Ingredients: Boneless Skinless Chicken Breast with Rib Meat, Water, Salt, Sugar, Garlic Powder, Lemon Juice Concentrate, Honey, Onion Powder, Natural Flavor, Dried Vinegar, Rice Starch. Grilled with Clarified Butter (Pasteurized Milk [Butterfat]).
Ingredients: Wheat Flour or Enriched Flour (Wheat Flour or Bleached Wheat Flour, Niacin, Iron, Thiamine Mononitrate, Riboflavin, Folic Acid), Malted Barley Flour, Water, Sugar, Yeast, Palm Oil, Wheat Gluten, Dextrose, Salt, Contains 2% or Less: Natural Flavors, Corn Flour, Soybean Oil, Calcium Sulfate, Mono- and Diglycerides, Sodium Stearoyl Lactylate, Monocalcium Phosphate, Ascorbic Acid, Calcium Peroxide, Enzymes, Calcium Propionate (Preservative), Vegetable Proteins (Pea, Potato, Rice), Sunflower Oil, Turmeric, Paprika, Corn Starch, Wheat Starch, Acetic Acid.
Ingredients: Tomato.
Ingredients: Lettuce.
Ingredients: Soybean Oil, Water, Garlic, Sugar, Salt, Yeast Extract, Natural Flavor, Apple Cider Vinegar, Onion, Potato Protein, Lemon Juice Concentrate, Dried Honey, Citric Acid, Spices, Tamarind, Dried Vinegar.

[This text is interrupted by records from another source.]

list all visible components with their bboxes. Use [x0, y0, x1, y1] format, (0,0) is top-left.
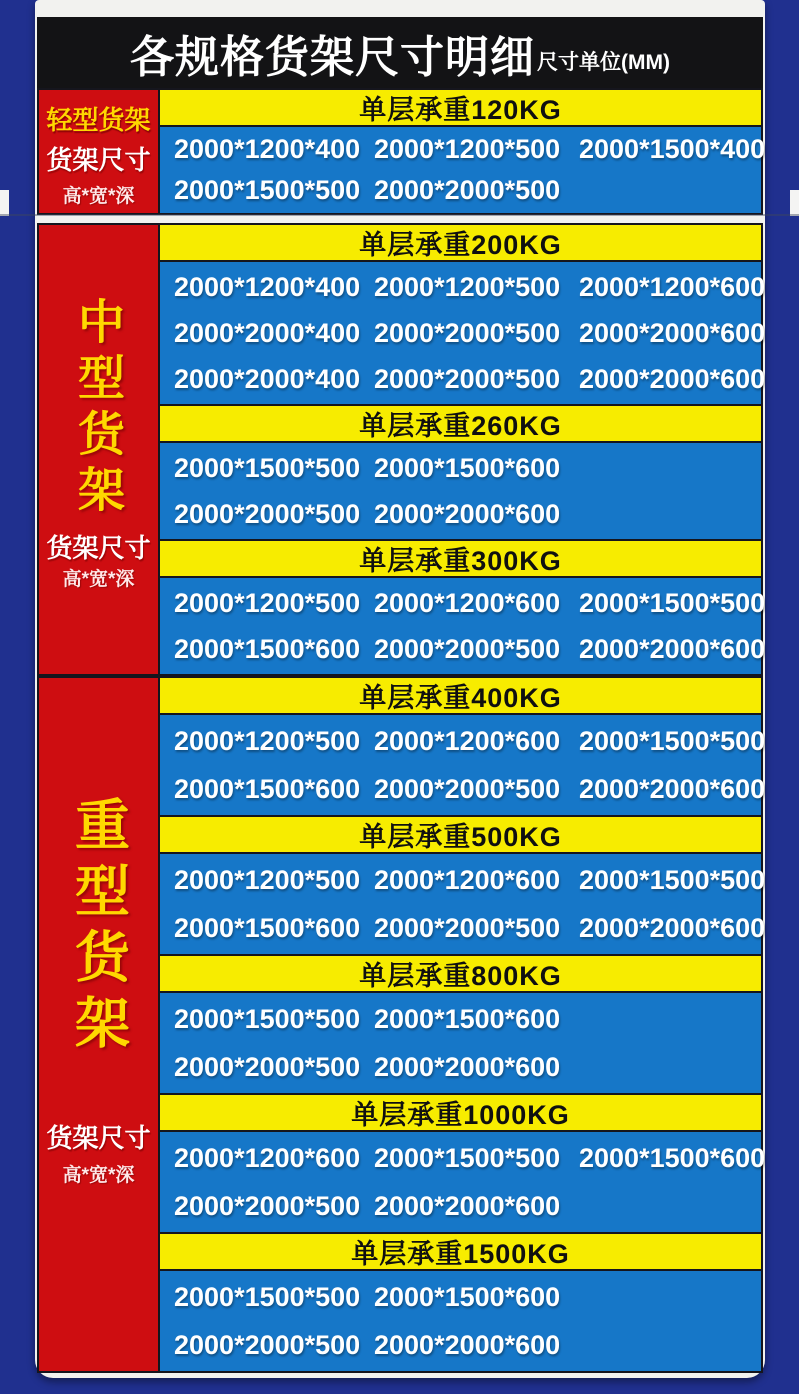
- dimension-cell: 2000*1500*500: [174, 1003, 361, 1034]
- dimension-row: [174, 129, 766, 170]
- dimension-cell: 2000*2000*500: [174, 1051, 361, 1082]
- dimension-block: [158, 578, 766, 676]
- dimension-cell: 2000*2000*600: [579, 363, 766, 394]
- sidebar-heavy-duty: [37, 676, 160, 1373]
- capacity-header: 单层承重300KG: [158, 539, 763, 578]
- dimension-row: [174, 491, 761, 537]
- dimension-cell: 2000*1500*400: [579, 134, 766, 164]
- capacity-group-400kg: [158, 676, 766, 817]
- sidebar-light-duty: [37, 88, 160, 215]
- dimension-block: [158, 1132, 766, 1234]
- dimension-row: [174, 580, 766, 626]
- section-name: 重型货架: [67, 795, 129, 1060]
- dimension-cell: 2000*1500*600: [174, 773, 361, 804]
- dimension-cell: 2000*1200*500: [174, 587, 361, 618]
- dimension-cell: 2000*2000*600: [374, 1190, 561, 1221]
- dimension-row: [174, 1043, 761, 1091]
- sheet-title-bar: [37, 17, 763, 88]
- dimension-row: [174, 445, 761, 491]
- dimension-cell: 2000*2000*600: [579, 912, 766, 943]
- dimension-block: [158, 1271, 763, 1373]
- capacity-group-300kg: [158, 539, 766, 676]
- dimension-cell: 2000*2000*400: [174, 363, 361, 394]
- dimension-row: [174, 1134, 766, 1182]
- capacity-group-500kg: [158, 815, 766, 956]
- size-sublabel: 高*宽*深: [62, 568, 135, 590]
- dimension-cell: 2000*1200*500: [174, 725, 361, 756]
- dimension-row: [174, 626, 766, 672]
- dimension-row: [174, 170, 761, 211]
- section-light-duty: [37, 88, 766, 215]
- dimension-cell: 2000*1200*400: [174, 134, 361, 164]
- dimension-cell: 2000*2000*500: [374, 633, 561, 664]
- dimension-cell: 2000*2000*600: [579, 317, 766, 348]
- dimension-cell: 2000*1200*600: [374, 864, 561, 895]
- dimension-cell: 2000*1500*500: [374, 1142, 561, 1173]
- dimension-cell: 2000*1500*500: [174, 452, 361, 483]
- size-sublabel: 高*宽*深: [62, 1164, 135, 1186]
- dimension-cell: 2000*2000*500: [174, 1329, 361, 1360]
- dimension-row: [174, 264, 766, 310]
- capacity-group-260kg: [158, 404, 763, 541]
- unit-note: 尺寸单位(MM): [537, 50, 670, 74]
- dimension-cell: 2000*2000*600: [579, 773, 766, 804]
- capacity-header: 单层承重800KG: [158, 954, 763, 993]
- section-name: 中型货架: [72, 296, 125, 521]
- dimension-row: [174, 856, 766, 904]
- dimension-cell: 2000*2000*500: [374, 912, 561, 943]
- dimension-cell: 2000*2000*500: [374, 773, 561, 804]
- dimension-cell: 2000*1500*500: [579, 725, 766, 756]
- dimension-block: [158, 993, 763, 1095]
- dimension-row: [174, 904, 766, 952]
- dimension-cell: 2000*1500*600: [174, 633, 361, 664]
- section-heavy-duty: [37, 676, 766, 1373]
- dimension-row: [174, 717, 766, 765]
- dimension-block: [158, 127, 766, 215]
- dimension-block: [158, 262, 766, 406]
- capacity-group-1500kg: [158, 1232, 763, 1373]
- dimension-cell: 2000*2000*500: [174, 498, 361, 529]
- dimension-row: [174, 1273, 761, 1321]
- dimension-cell: 2000*1500*500: [174, 175, 361, 205]
- dimension-cell: 2000*1500*600: [174, 912, 361, 943]
- size-label: 货架尺寸: [46, 533, 151, 564]
- dimension-row: [174, 310, 766, 356]
- capacity-group-800kg: [158, 954, 763, 1095]
- dimension-cell: 2000*2000*600: [374, 1051, 561, 1082]
- dimension-cell: 2000*1500*600: [374, 1281, 561, 1312]
- section-medium-duty: [37, 223, 766, 676]
- dimension-cell: 2000*1500*600: [374, 1003, 561, 1034]
- capacity-header: 单层承重500KG: [158, 815, 763, 854]
- size-label: 货架尺寸: [46, 1123, 151, 1154]
- dimension-row: [174, 356, 766, 402]
- page-seam-notch-left: [0, 190, 9, 216]
- dimension-row: [174, 995, 761, 1043]
- dimension-cell: 2000*2000*500: [374, 175, 561, 205]
- dimension-cell: 2000*2000*500: [174, 1190, 361, 1221]
- capacity-group-200kg: [158, 223, 766, 406]
- dimension-cell: 2000*2000*600: [374, 1329, 561, 1360]
- dimension-cell: 2000*2000*400: [174, 317, 361, 348]
- dimension-cell: 2000*1200*500: [174, 864, 361, 895]
- dimension-cell: 2000*2000*500: [374, 317, 561, 348]
- capacity-header: 单层承重1000KG: [158, 1093, 763, 1132]
- dimension-cell: 2000*1200*500: [374, 134, 561, 164]
- dimension-row: [174, 1182, 761, 1230]
- size-sublabel: 高*宽*深: [62, 186, 135, 207]
- dimension-cell: 2000*1200*600: [374, 587, 561, 618]
- dimension-block: [158, 715, 766, 817]
- dimension-cell: 2000*1500*600: [374, 452, 561, 483]
- dimension-block: [158, 854, 766, 956]
- size-label: 货架尺寸: [46, 145, 151, 175]
- dimension-cell: 2000*1500*500: [579, 587, 766, 618]
- dimension-cell: 2000*2000*600: [579, 633, 766, 664]
- dimension-cell: 2000*1200*500: [374, 271, 561, 302]
- dimension-row: [174, 1321, 761, 1369]
- capacity-header: 单层承重260KG: [158, 404, 763, 443]
- dimension-cell: 2000*1200*600: [374, 725, 561, 756]
- dimension-row: [174, 765, 766, 813]
- dimension-cell: 2000*1500*500: [174, 1281, 361, 1312]
- capacity-group-120kg: [158, 88, 766, 215]
- spec-sheet-panel: [35, 0, 765, 1378]
- capacity-group-1000kg: [158, 1093, 766, 1234]
- dimension-cell: 2000*1500*500: [579, 864, 766, 895]
- dimension-cell: 2000*2000*600: [374, 498, 561, 529]
- section-name: 轻型货架: [46, 105, 151, 135]
- dimension-cell: 2000*1200*600: [579, 271, 766, 302]
- dimension-cell: 2000*2000*500: [374, 363, 561, 394]
- dimension-cell: 2000*1200*600: [174, 1142, 361, 1173]
- sidebar-medium-duty: [37, 223, 160, 676]
- capacity-header: 单层承重120KG: [158, 88, 763, 127]
- capacity-header: 单层承重1500KG: [158, 1232, 763, 1271]
- sheet-title: 各规格货架尺寸明细: [130, 32, 535, 82]
- dimension-block: [158, 443, 763, 541]
- dimension-cell: 2000*1500*600: [579, 1142, 766, 1173]
- page-seam-notch-right: [790, 190, 799, 216]
- dimension-cell: 2000*1200*400: [174, 271, 361, 302]
- capacity-header: 单层承重200KG: [158, 223, 763, 262]
- capacity-header: 单层承重400KG: [158, 676, 763, 715]
- panel-seam-line: [0, 214, 799, 216]
- panel-seam-gap: [37, 215, 763, 223]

Ingredients: Salt, Pepper.
Food companies should list each spice.
I do not intend to be harsh. It is real for you. But we cannot build the world around you. But you can build your own world.
....and even then you can’t be sure................
Fast Food is usually neither..............
Neither fish nor fowl...................
The joke at the time what’s hopping at McDonalds?
Been eating at the Scottish restaurant again?
No wonder there are so many boys about with boobs.
You can get kangaroo meat at Sprout's supermarkets. It apparently appeals to dieters because it's low in cholesterol, but it tastes like USDA "Good"-grade beef, the lowest grade available in supermarkets.
... and what’s NOT in it :)
Having eaten at Subway Canada many times, i can confirm that the pseudo chicken is a rubbery and tasteless product that is full of salt. Subway knows that if you cover it with enough veggies, cheese and sauce nobody will really know the difference. What used to be a decent “steak and cheese” sandwich has already become inferior. Instead of actual slices of steak it looks like a mush “pulled beef” mess.
I can see a class action lawsuit being filed over this, which will do little for the consumer but wonders for lawyers. They’ll reach a settlement where Subway will agree to be more truthful in describing the “chicken” content, will agree to a time-limited price reduction on the chicken sandwiches, and where the class action lawyers will get millions in fees.
“theyre held together by fusion.”
Jazz Fusion?
I like the Artisan chicken, but have to add a slathering of Miracle Whip. The chicken is clearly 100% just that. No need to be leery of crusts or additions while grinding.
Q:
Why did the chicken cross the road?
A:
So, it could bathe in a bath of estrogen laced soy and other natural and artificial ingredients.
“The sandwich chain refuted the results of the DNA test in a released statement...”
Another reporter who doesn’t know the meaning of “refuted.”
Go check out your tuna.. it’s probably mostly soy. There is only one or two tunas that are non-soy. I call the soy tuna Barbie tuna because it’s just nasty fillers.